The gray area. In the middle. Some where between here and there. The blend of this and that, I have found is the truth. For years I have been in the professional realm, not the “online mommy professional” realm, but in the trenches. Working for Fortune 500 organizations, small businesses, myself, dealing with hundreds if not thousands of people and even with dealing with people on a personal level I have found that in between the stated fact of someone’s word and the stated fact of bold evidence is the truth.
I threw out the jab of “online mommy” because during my heavy stint as a stay at home mom and involving myself in “mommy blogging” (gagging on the loosely use words) I found out how you can get sucked into some world that really has no meaning, really does not exist outside in the big bad world called real life.

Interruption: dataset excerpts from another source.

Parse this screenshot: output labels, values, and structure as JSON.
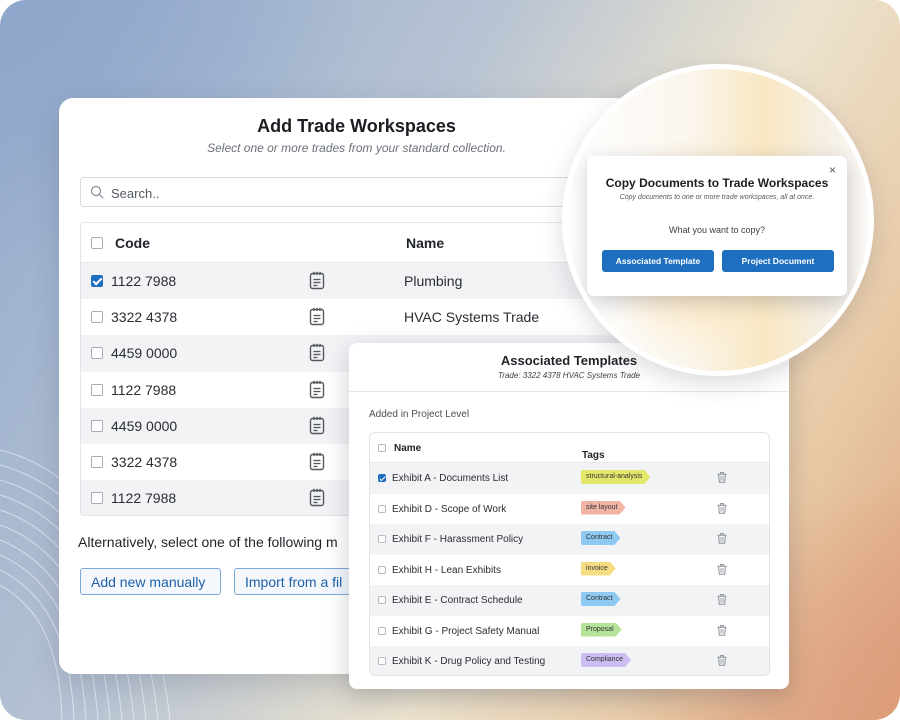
{
  "main": {
    "title": "Add Trade Workspaces",
    "subtitle": "Select one or more trades from your standard collection.",
    "search_placeholder": "Search..",
    "table": {
      "code_header": "Code",
      "name_header": "Name",
      "rows": [
        {
          "code": "1122 7988",
          "name": "Plumbing",
          "checked": true
        },
        {
          "code": "3322 4378",
          "name": "HVAC Systems Trade",
          "checked": false
        },
        {
          "code": "4459 0000",
          "name": "",
          "checked": false
        },
        {
          "code": "1122 7988",
          "name": "",
          "checked": false
        },
        {
          "code": "4459 0000",
          "name": "",
          "checked": false
        },
        {
          "code": "3322 4378",
          "name": "",
          "checked": false
        },
        {
          "code": "1122 7988",
          "name": "",
          "checked": false
        }
      ]
    },
    "alt_text": "Alternatively, select one of the following m",
    "add_manually_label": "Add new manually",
    "import_label": "Import from a fil"
  },
  "assoc": {
    "title": "Associated Templates",
    "subtitle": "Trade: 3322 4378 HVAC Systems Trade",
    "section_label": "Added in Project Level",
    "name_header": "Name",
    "tags_header": "Tags",
    "rows": [
      {
        "name": "Exhibit A - Documents List",
        "tag": "structural-analysis",
        "tag_color": "#e4e86a",
        "checked": true
      },
      {
        "name": "Exhibit D - Scope of Work",
        "tag": "site layout",
        "tag_color": "#f1b3a3",
        "checked": false
      },
      {
        "name": "Exhibit F - Harassment Policy",
        "tag": "Contract",
        "tag_color": "#8ec9f2",
        "checked": false
      },
      {
        "name": "Exhibit H - Lean Exhibits",
        "tag": "invoice",
        "tag_color": "#f6dd84",
        "checked": false
      },
      {
        "name": "Exhibit E - Contract Schedule",
        "tag": "Contract",
        "tag_color": "#8ec9f2",
        "checked": false
      },
      {
        "name": "Exhibit G - Project Safety Manual",
        "tag": "Proposal",
        "tag_color": "#b6e39a",
        "checked": false
      },
      {
        "name": "Exhibit K - Drug Policy and Testing",
        "tag": "Compliance",
        "tag_color": "#cdbdf2",
        "checked": false
      }
    ]
  },
  "copy_dialog": {
    "title": "Copy Documents to Trade Workspaces",
    "subtitle": "Copy documents to one or more trade workspaces, all at once.",
    "question": "What you want to copy?",
    "associated_template_label": "Associated Template",
    "project_document_label": "Project Document",
    "close_symbol": "×"
  },
  "colors": {
    "primary": "#1e6fbf",
    "checkbox_checked": "#1e6fbf"
  }
}
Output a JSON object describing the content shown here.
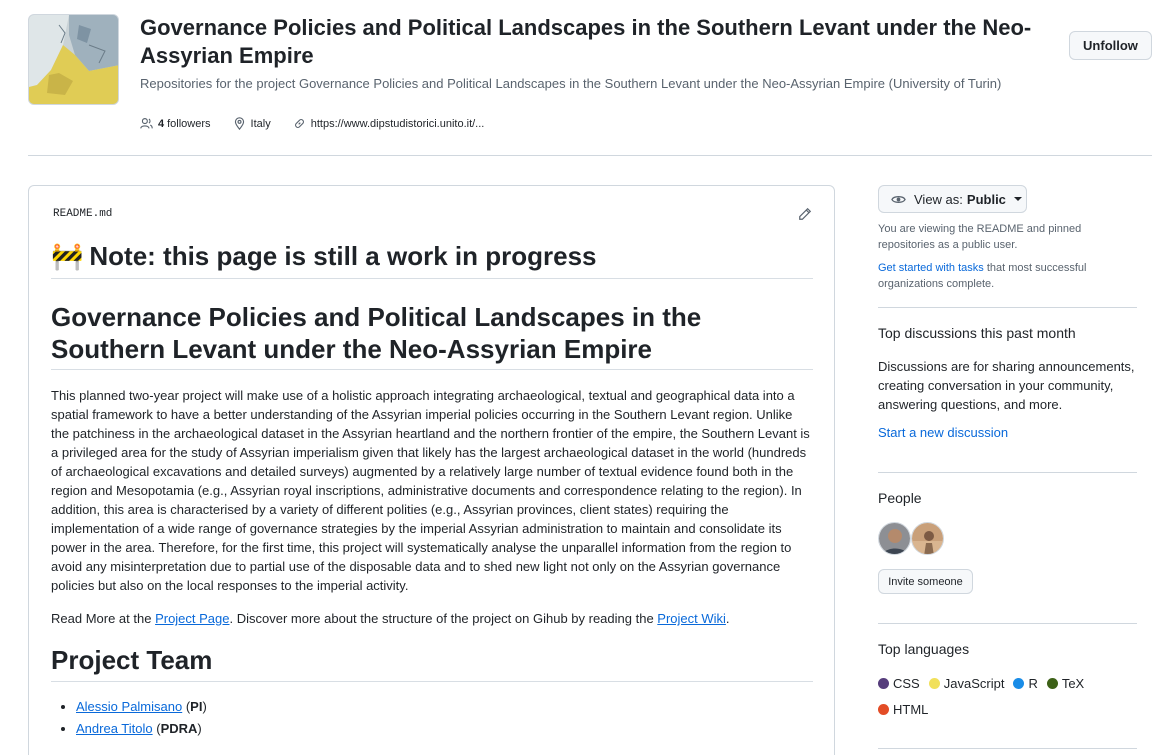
{
  "header": {
    "title": "Governance Policies and Political Landscapes in the Southern Levant under the Neo-Assyrian Empire",
    "description": "Repositories for the project Governance Policies and Political Landscapes in the Southern Levant under the Neo-Assyrian Empire (University of Turin)",
    "followers_count": "4",
    "followers_label": "followers",
    "location": "Italy",
    "website": "https://www.dipstudistorici.unito.it/...",
    "unfollow_label": "Unfollow"
  },
  "readme": {
    "filename": "README.md",
    "note_emoji": "🚧",
    "note_heading": "Note: this page is still a work in progress",
    "main_heading": "Governance Policies and Political Landscapes in the Southern Levant under the Neo-Assyrian Empire",
    "paragraph": "This planned two-year project will make use of a holistic approach integrating archaeological, textual and geographical data into a spatial framework to have a better understanding of the Assyrian imperial policies occurring in the Southern Levant region. Unlike the patchiness in the archaeological dataset in the Assyrian heartland and the northern frontier of the empire, the Southern Levant is a privileged area for the study of Assyrian imperialism given that likely has the largest archaeological dataset in the world (hundreds of archaeological excavations and detailed surveys) augmented by a relatively large number of textual evidence found both in the region and Mesopotamia (e.g., Assyrian royal inscriptions, administrative documents and correspondence relating to the region). In addition, this area is characterised by a variety of different polities (e.g., Assyrian provinces, client states) requiring the implementation of a wide range of governance strategies by the imperial Assyrian administration to maintain and consolidate its power in the area. Therefore, for the first time, this project will systematically analyse the unparallel information from the region to avoid any misinterpretation due to partial use of the disposable data and to shed new light not only on the Assyrian governance policies but also on the local responses to the imperial activity.",
    "read_more_prefix": "Read More at the ",
    "project_page_link": "Project Page",
    "read_more_middle": ". Discover more about the structure of the project on Gihub by reading the ",
    "project_wiki_link": "Project Wiki",
    "read_more_suffix": ".",
    "team_heading": "Project Team",
    "team": [
      {
        "name": "Alessio Palmisano",
        "role": "PI"
      },
      {
        "name": "Andrea Titolo",
        "role": "PDRA"
      }
    ]
  },
  "sidebar": {
    "view_as_prefix": "View as:",
    "view_as_value": "Public",
    "view_note": "You are viewing the README and pinned repositories as a public user.",
    "tasks_link": "Get started with tasks",
    "tasks_rest": " that most successful organizations complete.",
    "discussions_heading": "Top discussions this past month",
    "discussions_text": "Discussions are for sharing announcements, creating conversation in your community, answering questions, and more.",
    "start_discussion": "Start a new discussion",
    "people_heading": "People",
    "invite_label": "Invite someone",
    "languages_heading": "Top languages",
    "languages": [
      {
        "name": "CSS",
        "color": "#563d7c"
      },
      {
        "name": "JavaScript",
        "color": "#f1e05a"
      },
      {
        "name": "R",
        "color": "#198ce7"
      },
      {
        "name": "TeX",
        "color": "#3d6117"
      },
      {
        "name": "HTML",
        "color": "#e34c26"
      }
    ]
  }
}
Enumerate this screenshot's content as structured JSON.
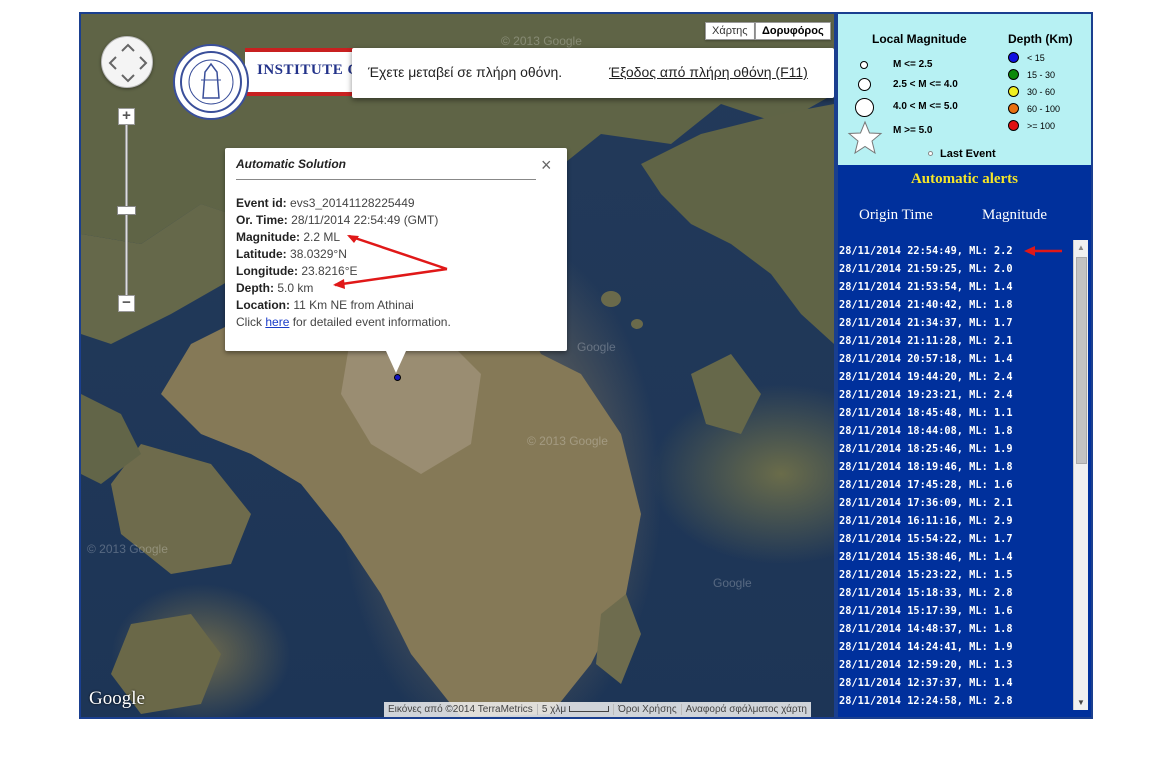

I befriended many good-hearted, honest, genuine women. I even went as far as to befriend other women who were not so honest, because I feel there is good in everyone. But I took my loyalty too far in believing what one side was always saying and not gathering the input and point of view from the other party. By getting involved in such an ignorant fashion I opened myself up for some nasty attacks. A Twitter account attacked me in a weak attempt to break me down, to get to me, gossip was had.
I can look back now and say “What the fuck?!” How did I let myself get so wrapped up. What I found is that each person has their own perception, reality, and point of view.
Openly I can admit I was wrong in so many ways. Openly I can say that I let myself get involved in high school petty games and gossip of little girls who tramped around online acting like they were untouchables. Quite frankly some still do…I openly laugh at them now. In fact some involve their “spouses” which in my opinion make them look even more ignorant (because I need to sugar coat and not state they are total dumbshits…oh wait…too late).
What I will say is that people who are wrong will argue with you. People who are in the wrong will continue to play the victim, act like the victim, and they are always on the defense in order to protect their own ass. From there they continue to lie in order to protect the lies…no, no I mean the half-truths. And then add “friends” who begin to choose sides.
I like being Swiss. I said I was Swiss before, trying not to get involved. But now I am not involved at all, I watch from the outside, as an outsider. From the outside you can look in and find the truth in the space between the two claimed truths. I am happy to apply this to my children as well, that while I believe what they are telling me, my intuition always tells me there is more.
Do you listen to your intuition or do you listen word for word what people say? Can you believe their verbal vomit where they leave you to clean up the mess?